RandomCasualty2 wrote:Honestly, I'd probably eliminate most of the kiting problem, or at the very least implement some kind of facing rules for ranged combats to make it harder. The idea that you can somehow run in one direction and fire a bow in the other just shouldn't work at all.
Even if you're mounted, a passenger in a vehicle (carriage, boat, etc.), or levitating?
Is it similarly unworkable to cast an area-affecting spell that will encompass your pursuers, or last long enough at a fixed point for them to run into it? (e.g. wall of fire) You could make it totally impractical to cast magic while moving, but that doesn't leave the wizard much to do during a chase scene.
Could you alternate between running away and pausing to let off an attack? (Assuming you're fast enough compared to your pursuer to make this worthwhile.) Or maybe just literally walk backwards if your opponent is a zombie or forced to crawl or something similarly slow?
Just tossing out ideas...
RandomCasualty2 wrote:Offhand, I'd say that coming into combat from a chase means that the guy who got caught takes a penalty to movement, probably like half speed. That way he can't run away.

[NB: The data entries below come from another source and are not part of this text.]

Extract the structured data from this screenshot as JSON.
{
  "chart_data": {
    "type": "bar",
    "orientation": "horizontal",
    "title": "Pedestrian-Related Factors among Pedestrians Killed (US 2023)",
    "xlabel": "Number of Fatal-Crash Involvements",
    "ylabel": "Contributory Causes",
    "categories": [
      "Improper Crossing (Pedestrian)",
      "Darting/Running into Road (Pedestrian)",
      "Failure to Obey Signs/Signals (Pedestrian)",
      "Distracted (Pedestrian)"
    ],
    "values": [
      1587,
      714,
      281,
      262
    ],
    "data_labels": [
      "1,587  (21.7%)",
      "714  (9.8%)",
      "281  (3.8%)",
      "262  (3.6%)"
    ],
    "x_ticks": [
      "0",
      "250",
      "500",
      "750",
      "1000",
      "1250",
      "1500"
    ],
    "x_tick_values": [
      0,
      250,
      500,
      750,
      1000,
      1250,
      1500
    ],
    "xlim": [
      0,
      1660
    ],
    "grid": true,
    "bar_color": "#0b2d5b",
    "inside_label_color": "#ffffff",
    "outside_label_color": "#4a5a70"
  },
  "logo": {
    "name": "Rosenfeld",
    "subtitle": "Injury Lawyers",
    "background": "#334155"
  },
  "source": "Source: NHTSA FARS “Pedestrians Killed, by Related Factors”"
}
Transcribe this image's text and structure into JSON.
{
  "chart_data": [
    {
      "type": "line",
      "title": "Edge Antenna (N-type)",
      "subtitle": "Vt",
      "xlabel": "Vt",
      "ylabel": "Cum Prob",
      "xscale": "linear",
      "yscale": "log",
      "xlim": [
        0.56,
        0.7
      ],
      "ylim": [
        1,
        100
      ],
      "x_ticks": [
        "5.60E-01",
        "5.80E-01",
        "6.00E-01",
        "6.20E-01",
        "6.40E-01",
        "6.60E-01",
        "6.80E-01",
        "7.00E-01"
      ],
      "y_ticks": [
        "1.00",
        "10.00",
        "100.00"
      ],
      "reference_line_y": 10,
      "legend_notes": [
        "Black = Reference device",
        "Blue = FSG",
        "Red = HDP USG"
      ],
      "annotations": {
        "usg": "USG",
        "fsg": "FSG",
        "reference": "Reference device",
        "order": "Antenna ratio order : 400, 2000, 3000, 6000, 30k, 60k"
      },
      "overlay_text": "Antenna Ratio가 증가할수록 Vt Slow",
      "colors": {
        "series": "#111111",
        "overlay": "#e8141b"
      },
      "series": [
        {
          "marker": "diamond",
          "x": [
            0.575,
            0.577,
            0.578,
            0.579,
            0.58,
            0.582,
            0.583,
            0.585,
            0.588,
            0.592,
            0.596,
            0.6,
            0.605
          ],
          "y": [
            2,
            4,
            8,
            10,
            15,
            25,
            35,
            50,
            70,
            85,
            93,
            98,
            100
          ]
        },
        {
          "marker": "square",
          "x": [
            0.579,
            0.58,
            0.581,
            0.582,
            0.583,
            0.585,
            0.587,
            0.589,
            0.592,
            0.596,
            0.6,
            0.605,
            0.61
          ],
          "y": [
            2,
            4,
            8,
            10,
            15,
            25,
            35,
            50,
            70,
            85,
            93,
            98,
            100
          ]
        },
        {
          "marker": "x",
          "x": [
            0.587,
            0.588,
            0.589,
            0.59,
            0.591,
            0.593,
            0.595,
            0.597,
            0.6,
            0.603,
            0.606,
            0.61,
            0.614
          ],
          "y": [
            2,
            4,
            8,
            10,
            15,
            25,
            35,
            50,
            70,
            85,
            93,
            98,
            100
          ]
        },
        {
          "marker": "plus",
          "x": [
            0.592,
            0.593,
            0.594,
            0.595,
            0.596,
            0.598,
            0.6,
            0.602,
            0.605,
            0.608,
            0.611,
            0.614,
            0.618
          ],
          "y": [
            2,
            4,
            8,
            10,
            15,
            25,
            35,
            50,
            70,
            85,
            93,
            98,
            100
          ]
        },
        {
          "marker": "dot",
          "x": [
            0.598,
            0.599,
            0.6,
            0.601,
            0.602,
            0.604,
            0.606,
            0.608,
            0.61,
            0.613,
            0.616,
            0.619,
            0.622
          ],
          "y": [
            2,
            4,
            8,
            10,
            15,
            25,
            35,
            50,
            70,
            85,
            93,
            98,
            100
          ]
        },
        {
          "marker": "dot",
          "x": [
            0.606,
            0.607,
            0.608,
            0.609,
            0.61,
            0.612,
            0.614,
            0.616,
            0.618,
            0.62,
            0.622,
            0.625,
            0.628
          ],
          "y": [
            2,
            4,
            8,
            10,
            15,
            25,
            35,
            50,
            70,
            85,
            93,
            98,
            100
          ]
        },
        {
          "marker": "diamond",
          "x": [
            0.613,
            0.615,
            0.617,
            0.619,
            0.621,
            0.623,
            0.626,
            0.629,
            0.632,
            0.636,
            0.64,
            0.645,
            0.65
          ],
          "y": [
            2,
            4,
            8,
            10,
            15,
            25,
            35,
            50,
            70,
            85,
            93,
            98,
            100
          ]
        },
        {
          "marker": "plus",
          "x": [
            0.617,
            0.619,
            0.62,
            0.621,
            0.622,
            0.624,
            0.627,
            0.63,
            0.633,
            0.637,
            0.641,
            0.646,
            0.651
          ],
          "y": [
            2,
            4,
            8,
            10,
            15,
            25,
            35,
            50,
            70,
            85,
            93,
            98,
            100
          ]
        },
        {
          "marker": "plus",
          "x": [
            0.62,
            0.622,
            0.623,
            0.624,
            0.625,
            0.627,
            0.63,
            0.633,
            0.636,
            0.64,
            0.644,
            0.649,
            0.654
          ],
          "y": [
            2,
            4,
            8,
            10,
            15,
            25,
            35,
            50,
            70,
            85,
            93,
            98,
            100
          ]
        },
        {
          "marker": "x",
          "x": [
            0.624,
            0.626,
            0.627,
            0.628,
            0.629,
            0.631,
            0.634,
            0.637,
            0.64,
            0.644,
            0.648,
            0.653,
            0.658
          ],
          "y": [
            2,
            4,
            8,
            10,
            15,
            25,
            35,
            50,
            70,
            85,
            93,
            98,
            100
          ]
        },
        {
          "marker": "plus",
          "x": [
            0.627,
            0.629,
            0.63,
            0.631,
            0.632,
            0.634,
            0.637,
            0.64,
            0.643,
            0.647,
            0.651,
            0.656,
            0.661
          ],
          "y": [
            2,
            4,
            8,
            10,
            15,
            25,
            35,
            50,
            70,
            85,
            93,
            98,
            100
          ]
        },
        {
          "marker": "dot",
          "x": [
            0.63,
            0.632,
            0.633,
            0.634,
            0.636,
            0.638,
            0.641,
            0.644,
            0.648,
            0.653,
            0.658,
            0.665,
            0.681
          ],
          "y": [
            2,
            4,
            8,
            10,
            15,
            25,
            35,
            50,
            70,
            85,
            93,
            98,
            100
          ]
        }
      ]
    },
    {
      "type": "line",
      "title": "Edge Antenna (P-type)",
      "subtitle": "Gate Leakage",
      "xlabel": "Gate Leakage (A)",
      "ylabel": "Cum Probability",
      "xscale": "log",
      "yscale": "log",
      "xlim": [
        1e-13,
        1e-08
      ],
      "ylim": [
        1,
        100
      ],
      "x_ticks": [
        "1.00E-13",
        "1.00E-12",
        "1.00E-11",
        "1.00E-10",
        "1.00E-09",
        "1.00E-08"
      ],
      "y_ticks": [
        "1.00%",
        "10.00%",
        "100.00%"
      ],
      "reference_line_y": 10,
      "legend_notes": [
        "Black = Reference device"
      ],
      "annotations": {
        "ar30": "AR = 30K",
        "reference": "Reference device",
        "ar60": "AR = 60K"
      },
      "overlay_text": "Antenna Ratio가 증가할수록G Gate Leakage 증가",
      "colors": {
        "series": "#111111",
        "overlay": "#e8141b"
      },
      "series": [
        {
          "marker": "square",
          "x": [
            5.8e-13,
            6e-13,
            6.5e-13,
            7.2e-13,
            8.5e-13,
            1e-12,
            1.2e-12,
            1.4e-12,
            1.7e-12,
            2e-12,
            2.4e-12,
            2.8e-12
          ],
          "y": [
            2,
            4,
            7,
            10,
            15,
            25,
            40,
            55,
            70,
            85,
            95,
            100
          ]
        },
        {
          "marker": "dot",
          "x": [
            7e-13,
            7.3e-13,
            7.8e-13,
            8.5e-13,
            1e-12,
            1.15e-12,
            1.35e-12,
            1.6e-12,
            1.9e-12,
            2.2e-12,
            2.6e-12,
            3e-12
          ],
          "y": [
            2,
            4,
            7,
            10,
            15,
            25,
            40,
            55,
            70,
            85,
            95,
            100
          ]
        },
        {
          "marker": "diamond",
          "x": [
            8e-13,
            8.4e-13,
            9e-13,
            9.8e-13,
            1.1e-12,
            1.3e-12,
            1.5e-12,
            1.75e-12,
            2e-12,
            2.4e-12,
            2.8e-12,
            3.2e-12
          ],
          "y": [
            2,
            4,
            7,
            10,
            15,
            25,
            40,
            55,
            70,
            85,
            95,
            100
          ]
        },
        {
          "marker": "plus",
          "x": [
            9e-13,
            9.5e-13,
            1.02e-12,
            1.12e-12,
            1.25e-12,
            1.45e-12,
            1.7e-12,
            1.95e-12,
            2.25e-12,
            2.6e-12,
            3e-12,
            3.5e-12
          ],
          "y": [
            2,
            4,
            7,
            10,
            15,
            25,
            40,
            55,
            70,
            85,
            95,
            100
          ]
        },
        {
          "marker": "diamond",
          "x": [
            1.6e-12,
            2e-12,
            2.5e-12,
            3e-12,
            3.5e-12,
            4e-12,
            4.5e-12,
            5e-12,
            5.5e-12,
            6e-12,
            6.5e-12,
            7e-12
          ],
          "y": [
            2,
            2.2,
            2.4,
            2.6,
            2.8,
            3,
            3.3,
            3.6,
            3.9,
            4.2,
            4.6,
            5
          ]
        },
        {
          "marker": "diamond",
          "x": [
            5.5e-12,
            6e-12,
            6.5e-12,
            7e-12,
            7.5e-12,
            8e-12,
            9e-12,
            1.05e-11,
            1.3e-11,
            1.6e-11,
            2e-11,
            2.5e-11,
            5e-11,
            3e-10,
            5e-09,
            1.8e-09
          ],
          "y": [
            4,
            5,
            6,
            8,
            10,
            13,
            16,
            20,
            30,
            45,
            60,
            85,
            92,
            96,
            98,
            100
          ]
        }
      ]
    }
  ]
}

That could work, provided that the rules for transitioning from the combat minigame to the chase minigame have some conditions that can't be easily fulfilled when you're moving at half speed.
It doesn't seem to make a lot of narrative sense, though. You've been running away from these people, but they turned out to be faster than you, so when they catch up, you trun around to fight, and...you're at a speed penalty, putting you at a tactical disadvantage even if you weren't planning on running away. Why? You could argue that you're winded or some such, but the chase mechanics I've seen suggested so far don't appear to provide any narrative reason to believe that the person who's failing the opposed movement tests is necessarily getting any more winded than the opposition.
That also means that if you're running from a cheetah, and it catches you, and then all of a sudden a tortoise shows up, you can no longer run from the tortoise (or at least, not as effectively), even after you deal with the cheetah. Which also kind of strains narrative credibility.
Of course, not every mechanic necessarily has to make narrative sense, but my intuition is leaning more towards a mechanic that allows the pursuers to attack their quarry without anyone actually leaving chase mode, so you can hinder people with the same attacks you'd use to restrict enemy movement in combat (eventually forcing them out of chase mode if you slow them enough), or even just pelt them with arrows until they drop dead, assuming you can keep up and they never decide it would be a better idea to turn and fight.
K wrote:Manxome wrote:
4) The chase mechanics should accommodate people joining a chase mid-scene; e.g. the party is running from orcs for a while, and then a balrog shows up and everyone has to run from it.
How very....Scooby Doo.
It could just as easily be that you're chasing a thief and he calls for help and now his buddies are chasing you chasing the thief, but that involves a combination with #3, so it doesn't make for as clean an example.